1 December Events

Planets align


1 December 1997, eight planets from our Solar System lined up from West to East beginning with Pluto, followed by Mercury, Mars, Venus, Neptune, Uranus, Jupiter, and Saturn, with a crescent moon alongside, in a rare alignment visible from Earth that lasted until Dec 8. Mercury, Mars, Venus, Jupiter and Saturn are visible to the naked eye, with Venus and Jupiter by far the brightest. A good pair of binoculars is needed to see the small blue dots that are Uranus and Neptune. Pluto is visible only by telescope. The planets also aligned in May 2000, but too close to the sun to be visible from Earth.
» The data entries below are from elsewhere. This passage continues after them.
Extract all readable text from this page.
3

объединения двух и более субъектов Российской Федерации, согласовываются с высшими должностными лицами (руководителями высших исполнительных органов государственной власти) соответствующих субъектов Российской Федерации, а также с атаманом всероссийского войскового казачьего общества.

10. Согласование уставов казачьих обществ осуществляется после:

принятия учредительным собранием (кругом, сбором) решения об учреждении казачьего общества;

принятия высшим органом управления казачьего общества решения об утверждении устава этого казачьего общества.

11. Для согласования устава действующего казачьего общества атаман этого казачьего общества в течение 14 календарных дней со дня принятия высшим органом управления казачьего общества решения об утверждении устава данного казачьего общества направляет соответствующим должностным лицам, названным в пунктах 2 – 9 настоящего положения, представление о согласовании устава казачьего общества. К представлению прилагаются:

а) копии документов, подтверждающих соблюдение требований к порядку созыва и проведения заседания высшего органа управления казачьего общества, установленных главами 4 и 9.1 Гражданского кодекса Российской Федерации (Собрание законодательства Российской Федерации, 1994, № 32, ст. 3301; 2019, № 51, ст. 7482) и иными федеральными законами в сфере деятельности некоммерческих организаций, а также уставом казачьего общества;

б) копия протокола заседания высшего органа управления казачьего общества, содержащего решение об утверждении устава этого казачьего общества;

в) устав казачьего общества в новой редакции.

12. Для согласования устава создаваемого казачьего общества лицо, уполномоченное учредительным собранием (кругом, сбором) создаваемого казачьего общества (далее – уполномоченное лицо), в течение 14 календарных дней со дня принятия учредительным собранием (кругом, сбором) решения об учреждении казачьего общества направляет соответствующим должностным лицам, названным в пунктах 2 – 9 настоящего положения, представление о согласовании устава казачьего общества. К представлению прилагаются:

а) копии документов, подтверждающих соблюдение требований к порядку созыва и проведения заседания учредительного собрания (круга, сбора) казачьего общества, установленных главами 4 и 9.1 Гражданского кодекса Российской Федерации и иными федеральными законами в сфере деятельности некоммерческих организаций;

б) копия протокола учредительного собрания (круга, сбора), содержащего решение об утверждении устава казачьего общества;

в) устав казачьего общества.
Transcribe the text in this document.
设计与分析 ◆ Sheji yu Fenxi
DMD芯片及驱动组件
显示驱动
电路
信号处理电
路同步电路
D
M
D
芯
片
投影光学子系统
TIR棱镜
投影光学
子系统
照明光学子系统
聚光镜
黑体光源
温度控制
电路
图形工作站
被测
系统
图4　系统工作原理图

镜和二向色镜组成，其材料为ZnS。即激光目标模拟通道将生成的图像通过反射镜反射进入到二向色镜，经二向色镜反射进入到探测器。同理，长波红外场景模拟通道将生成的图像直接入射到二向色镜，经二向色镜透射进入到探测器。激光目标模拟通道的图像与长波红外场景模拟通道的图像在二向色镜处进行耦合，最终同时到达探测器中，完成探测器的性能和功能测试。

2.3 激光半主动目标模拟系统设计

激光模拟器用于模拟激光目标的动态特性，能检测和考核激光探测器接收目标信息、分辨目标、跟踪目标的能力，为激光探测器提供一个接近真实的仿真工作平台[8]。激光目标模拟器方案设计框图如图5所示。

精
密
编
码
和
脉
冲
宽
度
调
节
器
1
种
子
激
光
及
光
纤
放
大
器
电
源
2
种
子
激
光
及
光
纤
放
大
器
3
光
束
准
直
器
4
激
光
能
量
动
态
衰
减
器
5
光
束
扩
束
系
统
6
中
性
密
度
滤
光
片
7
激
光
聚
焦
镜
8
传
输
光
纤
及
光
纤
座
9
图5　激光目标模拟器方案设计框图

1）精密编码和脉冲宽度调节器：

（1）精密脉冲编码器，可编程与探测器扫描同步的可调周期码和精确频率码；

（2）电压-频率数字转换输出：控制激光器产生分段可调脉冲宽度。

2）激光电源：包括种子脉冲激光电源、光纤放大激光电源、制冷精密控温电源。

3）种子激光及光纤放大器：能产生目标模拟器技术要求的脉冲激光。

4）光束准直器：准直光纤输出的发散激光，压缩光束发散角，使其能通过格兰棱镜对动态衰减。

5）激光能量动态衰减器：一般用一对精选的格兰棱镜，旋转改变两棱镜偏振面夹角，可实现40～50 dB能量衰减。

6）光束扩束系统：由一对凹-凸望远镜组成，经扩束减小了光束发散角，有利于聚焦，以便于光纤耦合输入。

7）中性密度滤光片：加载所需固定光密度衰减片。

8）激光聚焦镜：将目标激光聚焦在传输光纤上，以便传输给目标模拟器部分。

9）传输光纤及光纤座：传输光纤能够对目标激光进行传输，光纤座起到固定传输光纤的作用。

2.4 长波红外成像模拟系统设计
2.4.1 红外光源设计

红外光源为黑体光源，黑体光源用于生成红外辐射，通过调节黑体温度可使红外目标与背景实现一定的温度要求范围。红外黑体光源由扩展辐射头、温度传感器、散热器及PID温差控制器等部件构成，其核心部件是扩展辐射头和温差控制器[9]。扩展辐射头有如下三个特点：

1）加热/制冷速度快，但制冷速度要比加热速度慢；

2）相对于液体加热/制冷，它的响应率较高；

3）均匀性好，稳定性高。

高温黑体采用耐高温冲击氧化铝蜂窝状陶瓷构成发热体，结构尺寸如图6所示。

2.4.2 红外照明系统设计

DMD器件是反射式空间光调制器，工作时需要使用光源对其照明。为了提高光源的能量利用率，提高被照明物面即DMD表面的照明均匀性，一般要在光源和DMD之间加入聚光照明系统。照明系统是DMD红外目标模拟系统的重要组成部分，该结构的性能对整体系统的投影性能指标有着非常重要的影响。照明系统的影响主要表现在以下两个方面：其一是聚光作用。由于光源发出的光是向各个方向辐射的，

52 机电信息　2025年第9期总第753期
It will be at least another 100 years before so many planets will be so close and so visible.

Earth photograph

1 December 1959, the first colour photograph of the earth from outer space was taken from the nose of a Thor missile launched from Cape Canaveral, Florida. The data capsule containing the camera was recovered 16 Feb 1960 on the beach of Mayaguana Island, Bahama Islands, approximately 1,700 miles from the take-off point.

White house telephone

1 December 1878, the White House, Washington, DC, had its first telephone installed by Alexander Graham Bell himself, during the President Rutherford B. Hayes administration. It is reported that the first outgoing call went to Bell, thirteen miles away. Hayes first words instructed Bell to speak more slowly. President Hayes did not use it very often, however, because there were not many other telephones in Washington.



Hydrogen balloon

1 December 1783, the first manned voyage of a hydrogen balloon left Paris carrying Professor Jacques Alexander Cesar Charles and Marie-Noel Robert to about 600 m and landed 43 km away after 2 hours in the air. Robert then left the balloon, and Charles continued the flight briefly to 2700 m altitude, measured by a barometer. This hydrogen-filled balloon was generally spherical and used a net, load ring, valve, open appendix and sand ballast, all of which were to be universally adopted later. His hydrogen generator mixed huge quantities of sulfuric acid with iron filings. On 27 Aug 1783, Charles had launched an unmanned hydrogen balloon, just before the Montgolfiers' flight.